I still think a topic about alignment specifically could make sense (and it also could link to other relevant resources / learning material), but I am currently too overloaded with other things, to think about it in more detail right now, maybe later.
Seems like it would be fairly harmless for the compiler to guarantee at least usize alignment for embedded files, making the return type *align(@sizeOf(usize)) const [N:0]u8.
An ideal solution would allow setting an alignment of choice, but defaulting to word alignment would solve for a lot of use cases at basically zero cost. A 100,000 branch quota is a pretty big workaround!
Sure, and it’s great that it works, I’m always seeing new uses of comptime which impress me. But it has the vibe of using a howitzer to swat a fly. I’d guess that after “this file is actually bytes”, “this file is words” (or half-words in your case) is the most common thing to need @embedFile to do, and aligning the pointer to a word is basically free.

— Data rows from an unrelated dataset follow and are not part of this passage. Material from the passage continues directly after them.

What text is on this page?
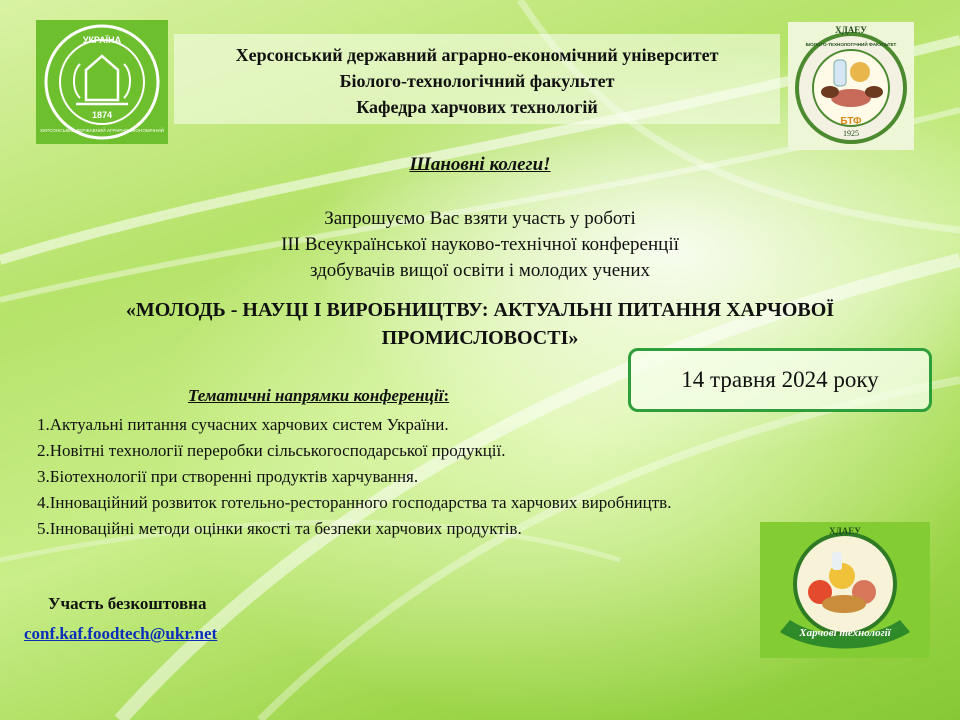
УКРАЇНА
1874
ХЕРСОНСЬКИЙ ДЕРЖАВНИЙ АГРАРНО-ЕКОНОМІЧНИЙ
Херсонський державний аграрно-економічний університет
Біолого-технологічний факультет
Кафедра харчових технологій
ХДАЕУ
БІОЛОГО-ТЕХНОЛОГІЧНИЙ ФАКУЛЬТЕТ
БТФ
1925
Шановні колеги!
Запрошуємо Вас взяти участь у роботі
ІІІ Всеукраїнської науково-технічної конференції
здобувачів вищої освіти і молодих учених
«МОЛОДЬ - НАУЦІ І ВИРОБНИЦТВУ: АКТУАЛЬНІ ПИТАННЯ ХАРЧОВОЇ
ПРОМИСЛОВОСТІ»
14 травня 2024 року
Тематичні напрямки конференції:
1.Актуальні питання сучасних харчових систем України.
2.Новітні технології переробки сільськогосподарської продукції.
3.Біотехнології при створенні продуктів харчування.
4.Інноваційний розвиток готельно-ресторанного господарства та харчових виробництв.
5.Інноваційні методи оцінки якості та безпеки харчових продуктів.
Участь безкоштовна
conf.kaf.foodtech@ukr.net
ХДАЕУ
Харчові технології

Being able to do a comptime shuffle means it matters less for sure.
Great find! I tried some approaches with type- and align-casting the pointer, and none of that worked (I didn’t expect it to but the experiment was worth running), dereferencing the pointer at comptime and aligning the resulting type apparently does work. Neat.
It even makes sense semantically, at runtime that would create a copy of the data, and there’s nothing preventing such a copy from being aligned however the code directs it to be. But since it’s happening at comptime, when addresses aren’t quite real yet, it should be easy to optimize that expression to be a pure operation on the type (I don’t know if this is happening, just that it could be).